Brenner (Adam Sandler) was a kid in 1982, when the original
arcades came out, with Pac-Man and Galaga and Donkey Kong and those
video game classics. Brenner's
good buddy at the time was Cooper (Kevin James), who was glad to
accompany him to the national video gaming championships, which Brenner
lost to a swaggering little self-promoter named Eddie (Peter Dinklage).
Fast-forward to the present day, and Brenner hasn't managed to do
much with himself. He's
still hanging around video games, except now he's just an installar for
other people's video/sound systems.
He's on just such a call when he meets Violet (Michelle
Monaghan), who's installing a new system for her young son as a divorce
present? She's still upset
about the breakup, because her husband left her for a younger woman, and
Brenner does his best to comfort her, but she's too snobby to be
interested in him. After
all, she's a Colonel in the Air Force, on the National Security Council,
which has just called an emergency meeting.

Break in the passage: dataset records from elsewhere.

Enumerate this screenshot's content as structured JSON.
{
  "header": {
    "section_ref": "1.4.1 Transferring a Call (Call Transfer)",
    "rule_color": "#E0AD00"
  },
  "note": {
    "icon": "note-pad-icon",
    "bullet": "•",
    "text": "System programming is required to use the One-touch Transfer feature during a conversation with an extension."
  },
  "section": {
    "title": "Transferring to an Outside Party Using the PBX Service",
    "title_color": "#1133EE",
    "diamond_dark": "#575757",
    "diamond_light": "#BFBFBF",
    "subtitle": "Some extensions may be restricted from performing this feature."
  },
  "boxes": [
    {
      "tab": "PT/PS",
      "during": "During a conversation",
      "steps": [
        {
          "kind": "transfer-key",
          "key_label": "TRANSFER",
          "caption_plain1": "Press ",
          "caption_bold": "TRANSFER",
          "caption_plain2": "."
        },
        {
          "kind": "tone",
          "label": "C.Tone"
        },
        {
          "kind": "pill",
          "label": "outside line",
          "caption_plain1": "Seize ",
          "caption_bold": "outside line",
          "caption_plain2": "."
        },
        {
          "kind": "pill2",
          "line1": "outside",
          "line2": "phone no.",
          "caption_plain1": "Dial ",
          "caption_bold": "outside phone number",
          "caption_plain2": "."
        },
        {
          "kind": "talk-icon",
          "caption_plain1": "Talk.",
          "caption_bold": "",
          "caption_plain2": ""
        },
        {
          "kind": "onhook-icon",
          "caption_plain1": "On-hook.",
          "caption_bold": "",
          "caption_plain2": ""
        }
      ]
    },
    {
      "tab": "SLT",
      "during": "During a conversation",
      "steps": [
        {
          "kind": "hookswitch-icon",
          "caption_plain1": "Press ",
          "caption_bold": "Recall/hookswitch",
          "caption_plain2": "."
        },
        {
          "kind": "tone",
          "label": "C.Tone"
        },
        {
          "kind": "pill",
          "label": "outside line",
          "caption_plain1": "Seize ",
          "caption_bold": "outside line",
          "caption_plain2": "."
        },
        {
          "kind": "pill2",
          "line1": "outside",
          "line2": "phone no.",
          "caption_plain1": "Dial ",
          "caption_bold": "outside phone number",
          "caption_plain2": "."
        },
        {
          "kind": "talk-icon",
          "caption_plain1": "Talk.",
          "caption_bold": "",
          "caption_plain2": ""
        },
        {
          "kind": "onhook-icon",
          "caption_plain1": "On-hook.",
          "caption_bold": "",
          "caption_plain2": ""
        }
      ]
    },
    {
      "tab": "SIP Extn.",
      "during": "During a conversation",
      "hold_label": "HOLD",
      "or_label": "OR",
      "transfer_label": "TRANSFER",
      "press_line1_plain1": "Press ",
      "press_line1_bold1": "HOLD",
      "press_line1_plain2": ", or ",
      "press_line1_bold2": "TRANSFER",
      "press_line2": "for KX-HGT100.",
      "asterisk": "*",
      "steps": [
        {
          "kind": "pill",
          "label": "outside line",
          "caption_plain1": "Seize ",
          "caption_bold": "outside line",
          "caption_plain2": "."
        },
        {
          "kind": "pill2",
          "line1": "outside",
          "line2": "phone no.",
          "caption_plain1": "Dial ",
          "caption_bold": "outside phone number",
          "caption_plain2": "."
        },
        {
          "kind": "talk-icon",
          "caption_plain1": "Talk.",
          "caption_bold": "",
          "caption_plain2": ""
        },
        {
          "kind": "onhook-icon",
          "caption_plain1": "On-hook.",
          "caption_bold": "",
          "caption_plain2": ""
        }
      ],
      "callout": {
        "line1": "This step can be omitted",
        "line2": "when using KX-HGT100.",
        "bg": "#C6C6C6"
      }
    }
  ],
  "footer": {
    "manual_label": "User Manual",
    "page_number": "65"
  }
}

It seems the aliens have invaded Guam.
In the form of icons from an old video game.
Apparently when NASA launched some video games into space as part
of a test probe, the aliens thought war was being declared, and decided
to attack us using our own game formats.
They didn't realize we weren't serious.
Apparently there's no silliness residing in these aliens, but
rest assured there is plenty in this movie.
Here's where the “Ender's Game” gambit dovetails:
suddenly the National Security Council realizes it needs
old-style video gamers to counteract the unexpected alien invasion.
Of course that violates all kind of protocols, which are
conveniently trumped by Cooper, who just happens to have become
President of the United States. His
old buddy Brenner is glad to help, but soon realizes that he needs his
old rival, Eddie, as well, and he has to be sprung from prison.
Instant Presidential pardon.
Despite the “we-gotta-save-the-world” urgency, there's a
sweetness here about Brenner, as he dotes on Violet (who now has a
newfound respect for him). He
wants to stop the aliens without any collateral damage, which is
difficult to do when they invade both London and Washington, D.C.
But the aliens also communicate (using 1980's pop icon figures, a
very funny idea), that they will only withdraw their invasion forces if
their video game figures are defeated.
Yes, it's a strange sight, seeing a giant Pac-Man devouring cars
and buildings. And people
get pixillated, as a way of beaming them up to the alien ship.
And cooperation between countries is always a little dicey, even
in the face of a common enemy. Despite
the goofy screenplay, there's something cute and winsome about this
film, for kids of all ages, even this curmudgeony ol' Grandpa.